Jorge Silas, treinador do Sporting, depois da vitória sobre o Marítimo (1-0), em jogo da 18.ª jornada da Liga:

[Análise ao jogo]

- Controlamos totalmente. Uma ou outra vez deixámos o Marítimo ir à nossa área, fruto também da nossa ansiedade. Não podemos estar muitos jogos sem ganhar, mas depois reagimos bem, com muitos jogadores novos. O Jovane, o Plata, jogadores jovens que estiveram muito bem. Tivemos um pouco de ansiedade, mas de maneira geral, controlámos. O Marítimo também nos colocou problemas, o José Gomes tem um futebol positivo.
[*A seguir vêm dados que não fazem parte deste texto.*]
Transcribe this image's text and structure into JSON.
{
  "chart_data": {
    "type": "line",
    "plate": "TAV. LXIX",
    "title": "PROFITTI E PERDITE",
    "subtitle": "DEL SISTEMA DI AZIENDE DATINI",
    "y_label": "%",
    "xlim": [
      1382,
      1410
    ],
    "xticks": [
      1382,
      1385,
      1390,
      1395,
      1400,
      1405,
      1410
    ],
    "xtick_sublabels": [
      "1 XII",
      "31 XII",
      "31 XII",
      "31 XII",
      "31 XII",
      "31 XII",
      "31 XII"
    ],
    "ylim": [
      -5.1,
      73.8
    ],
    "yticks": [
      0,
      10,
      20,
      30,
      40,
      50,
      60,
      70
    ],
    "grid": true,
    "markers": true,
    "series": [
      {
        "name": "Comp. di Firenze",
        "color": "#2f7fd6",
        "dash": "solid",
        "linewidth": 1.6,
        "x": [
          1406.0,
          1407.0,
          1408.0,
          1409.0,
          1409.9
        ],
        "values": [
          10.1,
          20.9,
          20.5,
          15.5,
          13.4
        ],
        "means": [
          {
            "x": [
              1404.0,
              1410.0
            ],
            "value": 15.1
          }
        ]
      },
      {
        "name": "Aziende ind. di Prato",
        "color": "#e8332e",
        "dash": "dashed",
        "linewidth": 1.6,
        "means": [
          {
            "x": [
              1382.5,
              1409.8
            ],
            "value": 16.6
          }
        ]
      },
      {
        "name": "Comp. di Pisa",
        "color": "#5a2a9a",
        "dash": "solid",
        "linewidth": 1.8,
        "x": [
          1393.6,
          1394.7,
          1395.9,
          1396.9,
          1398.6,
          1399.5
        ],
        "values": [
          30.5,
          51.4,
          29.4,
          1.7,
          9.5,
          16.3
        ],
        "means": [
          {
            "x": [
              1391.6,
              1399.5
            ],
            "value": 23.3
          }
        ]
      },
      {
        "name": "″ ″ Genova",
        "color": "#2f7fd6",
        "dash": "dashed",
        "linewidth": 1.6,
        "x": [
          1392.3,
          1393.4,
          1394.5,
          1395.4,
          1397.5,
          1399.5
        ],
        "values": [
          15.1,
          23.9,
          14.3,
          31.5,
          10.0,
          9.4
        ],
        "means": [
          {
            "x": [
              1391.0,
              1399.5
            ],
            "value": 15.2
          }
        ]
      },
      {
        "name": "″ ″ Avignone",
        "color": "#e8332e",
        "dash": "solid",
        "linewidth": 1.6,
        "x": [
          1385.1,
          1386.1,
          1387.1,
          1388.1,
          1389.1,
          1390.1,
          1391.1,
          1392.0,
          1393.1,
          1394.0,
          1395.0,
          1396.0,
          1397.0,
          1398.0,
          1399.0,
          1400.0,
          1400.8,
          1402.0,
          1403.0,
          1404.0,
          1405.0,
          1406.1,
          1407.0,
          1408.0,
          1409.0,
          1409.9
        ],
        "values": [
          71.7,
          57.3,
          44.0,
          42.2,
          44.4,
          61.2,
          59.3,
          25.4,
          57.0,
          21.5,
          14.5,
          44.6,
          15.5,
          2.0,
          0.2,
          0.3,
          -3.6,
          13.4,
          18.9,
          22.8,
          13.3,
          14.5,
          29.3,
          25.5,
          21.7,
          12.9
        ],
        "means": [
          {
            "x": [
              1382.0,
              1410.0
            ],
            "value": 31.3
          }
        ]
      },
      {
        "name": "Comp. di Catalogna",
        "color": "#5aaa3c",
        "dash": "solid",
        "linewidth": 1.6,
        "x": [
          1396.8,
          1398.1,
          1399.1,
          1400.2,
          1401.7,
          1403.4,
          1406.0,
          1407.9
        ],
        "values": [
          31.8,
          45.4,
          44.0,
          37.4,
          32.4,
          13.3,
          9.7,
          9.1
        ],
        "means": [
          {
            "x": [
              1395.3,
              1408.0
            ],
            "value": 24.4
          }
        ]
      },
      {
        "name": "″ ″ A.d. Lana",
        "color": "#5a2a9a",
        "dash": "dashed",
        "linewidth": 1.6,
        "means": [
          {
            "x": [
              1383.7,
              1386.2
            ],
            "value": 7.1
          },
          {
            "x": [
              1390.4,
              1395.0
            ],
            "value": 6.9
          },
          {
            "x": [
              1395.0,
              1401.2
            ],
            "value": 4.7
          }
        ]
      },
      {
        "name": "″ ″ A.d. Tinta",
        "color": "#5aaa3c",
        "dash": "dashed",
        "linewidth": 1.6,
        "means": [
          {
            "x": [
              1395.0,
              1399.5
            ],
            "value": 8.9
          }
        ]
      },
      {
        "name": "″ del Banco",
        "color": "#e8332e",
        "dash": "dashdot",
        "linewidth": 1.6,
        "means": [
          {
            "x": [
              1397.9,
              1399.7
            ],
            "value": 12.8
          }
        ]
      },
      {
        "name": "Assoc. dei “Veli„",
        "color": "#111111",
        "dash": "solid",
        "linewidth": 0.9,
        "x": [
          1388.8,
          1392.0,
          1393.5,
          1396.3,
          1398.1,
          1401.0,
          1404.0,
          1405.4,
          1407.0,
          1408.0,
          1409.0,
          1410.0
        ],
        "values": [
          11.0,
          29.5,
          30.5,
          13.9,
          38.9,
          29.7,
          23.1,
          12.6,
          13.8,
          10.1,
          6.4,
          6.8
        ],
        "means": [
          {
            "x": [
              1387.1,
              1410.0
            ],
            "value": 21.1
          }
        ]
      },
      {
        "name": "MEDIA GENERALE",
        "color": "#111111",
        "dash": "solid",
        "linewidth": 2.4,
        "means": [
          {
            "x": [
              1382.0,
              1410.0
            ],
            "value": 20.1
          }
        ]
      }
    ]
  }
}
[Foi o último jogo de Bruno Fernandes?

- Não posso confirmar. Gostaria que ele continuasse até a final da temporada, mas não sei.

[A falta de apoio dos adeptos atrapalhou a equipa?]

- Não senti falta de apoio. Houve resposta há ansiedade da equipa, mas não notei essa falta de apoio à equipa. Se nos tivéssemos ressentido, na segunda parte jogaríamos pior. Há sempre uma frustração por um lance mal definido ou uma jogada mal feita, mas isso é normal.

[A ansiedade que falou pode estar relacionada com a eminente saída do Bruno?]

- O Bruno é um jogador diferente. Vê coisas que ninguém vê. Hoje jogou mais trás, fez mais passes longos, movimentos de rotura. Jogando mais atrás, começam a haver espaços entrelinhas. Qualquer equipa que tivesse o Bruno e depois o perdesse ia ressentir-se. Se por acaso o perdemos, saberemos encontrar soluções. As derrotas tiraram-nos alguma confiança. Quando cheguei também não tínhamos confiança, mas depois fomos ganhando. O ideal é ganhar e jogar bem, mas se tive de escolher quero primeiro ganhar e depois ganhar confiança para jogar melhor.

[Qual foi a chave do jogo?]

- A chave foi os jogadores não desistirem e continuarem a acreditar. Se os jogadores não acreditarem, é mais difícil. O Jovane e o Plata são dois jovens em que acreditamos muito e estão desejosos de mostrar. O futuro está nestes jogadores que têm de começar a ter minutos. Ainda há mais. São irreverentes querem mostrar, têm muita ambição e muita vontade de jogar pelo Sporting. É um fator importante eles poderem participar e poderem serem decisivos.